Remmel spent more than a year in rehabilitation and training before passing the last test and getting his doctor’s clearance Aug. 10, exactly 19 months after he lost his legs. He quietly returned to work four days later. CHP brass recruited him to give a motivational talk to cadets Wednesday and invited the media.
Remmel was completing a traffic accident investigation just after dusk Jan. 10, 2006, alongside Highway 49 in the Sierra Nevada foothills near his hometown of Sonora. A confused 80-year-old driver struck him at 45 mph, sending him flying 23 feet over a tow truck.
He lost his left leg above the knee, his right leg below the knee. Tow truck drivers used tourniquets to keep him alive until he could be flown by helicopter to a hospital.
Three days later, Remmel came out of sedation after a near constant series of surgeries. He almost immediately began telling the CHP officers crowding around his bed that he would one day rejoin them on patrol.

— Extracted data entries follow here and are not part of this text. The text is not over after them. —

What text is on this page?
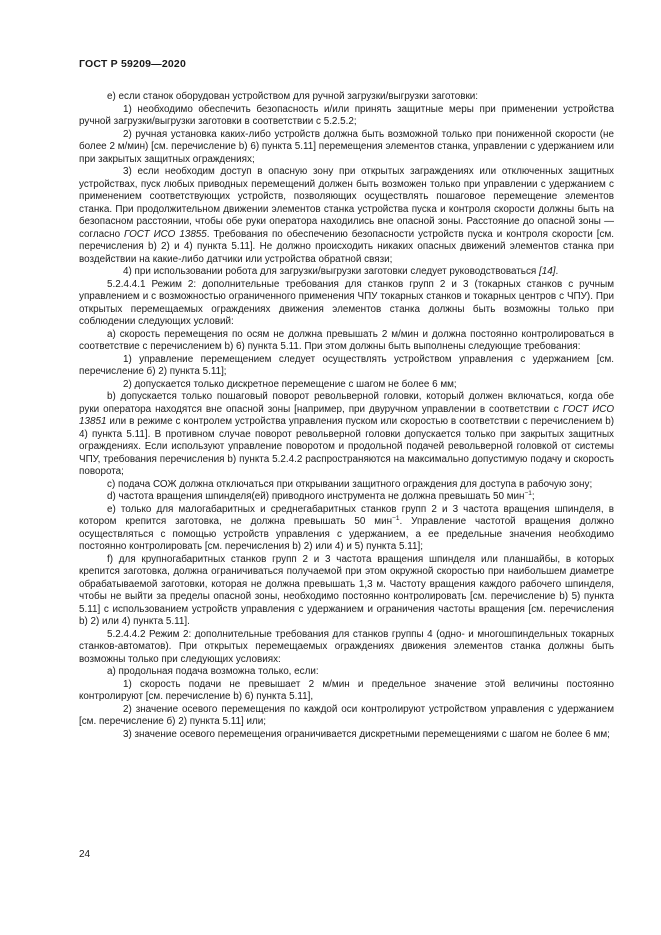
ГОСТ Р 59209—2020

е) если станок оборудован устройством для ручной загрузки/выгрузки заготовки:

1) необходимо обеспечить безопасность и/или принять защитные меры при применении устройства ручной загрузки/выгрузки заготовки в соответствии с 5.2.5.2;

2) ручная установка каких-либо устройств должна быть возможной только при пониженной скорости (не более 2 м/мин) [см. перечисление b) 6) пункта 5.11] перемещения элементов станка, управлении с удержанием или при закрытых защитных ограждениях;

3) если необходим доступ в опасную зону при открытых заграждениях или отключенных защитных устройствах, пуск любых приводных перемещений должен быть возможен только при управлении с удержанием с применением соответствующих устройств, позволяющих осуществлять пошаговое перемещение элементов станка. При продолжительном движении элементов станка устройства пуска и контроля скорости должны быть на безопасном расстоянии, чтобы обе руки оператора находились вне опасной зоны. Расстояние до опасной зоны — согласно ГОСТ ИСО 13855. Требования по обеспечению безопасности устройств пуска и контроля скорости [см. перечисления b) 2) и 4) пункта 5.11]. Не должно происходить никаких опасных движений элементов станка при воздействии на какие-либо датчики или устройства обратной связи;

4) при использовании робота для загрузки/выгрузки заготовки следует руководствоваться [14].

5.2.4.4.1 Режим 2: дополнительные требования для станков групп 2 и 3 (токарных станков с ручным управлением и с возможностью ограниченного применения ЧПУ токарных станков и токарных центров с ЧПУ). При открытых перемещаемых ограждениях движения элементов станка должны быть возможны только при соблюдении следующих условий:

а) скорость перемещения по осям не должна превышать 2 м/мин и должна постоянно контролироваться в соответствие с перечислением b) 6) пункта 5.11. При этом должны быть выполнены следующие требования:

1) управление перемещением следует осуществлять устройством управления с удержанием [см. перечисление б) 2) пункта 5.11];

2) допускается только дискретное перемещение с шагом не более 6 мм;

b) допускается только пошаговый поворот револьверной головки, который должен включаться, когда обе руки оператора находятся вне опасной зоны [например, при двуручном управлении в соответствии с ГОСТ ИСО 13851 или в режиме с контролем устройства управления пуском или скоростью в соответствии с перечислением b) 4) пункта 5.11]. В противном случае поворот револьверной головки допускается только при закрытых защитных ограждениях. Если используют управление поворотом и продольной подачей револьверной головкой от системы ЧПУ, требования перечисления b) пункта 5.2.4.2 распространяются на максимально допустимую подачу и скорость поворота;

с) подача СОЖ должна отключаться при открывании защитного ограждения для доступа в рабочую зону;

d) частота вращения шпинделя(ей) приводного инструмента не должна превышать 50 мин$^{-1}$;

е) только для малогабаритных и среднегабаритных станков групп 2 и 3 частота вращения шпинделя, в котором крепится заготовка, не должна превышать 50 мин$^{-1}$. Управление частотой вращения должно осуществляться с помощью устройств управления с удержанием, а ее предельные значения необходимо постоянно контролировать [см. перечисления b) 2) или 4) и 5) пункта 5.11];

f) для крупногабаритных станков групп 2 и 3 частота вращения шпинделя или планшайбы, в которых крепится заготовка, должна ограничиваться получаемой при этом окружной скоростью при наибольшем диаметре обрабатываемой заготовки, которая не должна превышать 1,3 м. Частоту вращения каждого рабочего шпинделя, чтобы не выйти за пределы опасной зоны, необходимо постоянно контролировать [см. перечисление b) 5) пункта 5.11] с использованием устройств управления с удержанием и ограничения частоты вращения [см. перечисления b) 2) или 4) пункта 5.11].

5.2.4.4.2 Режим 2: дополнительные требования для станков группы 4 (одно- и многошпиндельных токарных станков-автоматов). При открытых перемещаемых ограждениях движения элементов станка должны быть возможны только при следующих условиях:

а) продольная подача возможна только, если:

1) скорость подачи не превышает 2 м/мин и предельное значение этой величины постоянно контролируют [см. перечисление b) 6) пункта 5.11],

2) значение осевого перемещения по каждой оси контролируют устройством управления с удержанием [см. перечисление б) 2) пункта 5.11] или;

3) значение осевого перемещения ограничивается дискретными перемещениями с шагом не более 6 мм;

24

“I’m setting my goal to return to the field, to field duty,” Remmel recalls saying. “No one believed me then.”
He learned to use a $40,000 computerized leg that can gauge his stride and react accordingly – technology recently developed largely for wounded soldiers returning from Iraq. A $10,000 carbon fiber leg fills the spit-and-polish black uniform shoe on his right leg.
To pass the CHP’s running tests, Remmel used a $30,000 pair of lighter, springier metal legs. He’s run the 100 yards in 17.2 seconds – 18.6 seconds when he’s wearing his bulletproof vest and gun belt.
“When I first started doing this, I was falling every 10 yards or so,” Remmel said in an interview. Now he is so fast that he is considering competing in sports events for athletes with disabilities.
Remmel is two inches shorter now than his original six feet. Though he asked his prosthetists to make him an extra inch taller, they opted instead for a lower center of gravity.
Using his computerized legs, Remmel played golf again for the first time Monday – and shot a better score than before the accident. In June, he kayaked five miles up a lake, then hiked the last mile to one of the prime Sierra fishing lakes where he and his buddies used to backpack before he lost his legs.
“I needed my old life to come back as much as possible,” Remmel said of his internal motivation. “I needed to know that nothing ‘ended’ – and so far it hasn’t.”
With 20 years in the CHP, Remmel could have retired on disability. But he said his experiences as an officer helped drive his determination to put on the uniform again.
“I’ve watched people’s lives change in a moment through no fault of their own,” Remmel said. “It was just my turn.”
Remmel never sued the driver who hit him, although she was cited and lost her license.
“Money’s fine. But I needed to feel like I was doing something with what I had after the accident,” Remmel said. To sue, “you’d have to ask what’s a leg worth? And I couldn’t come up with an answer.”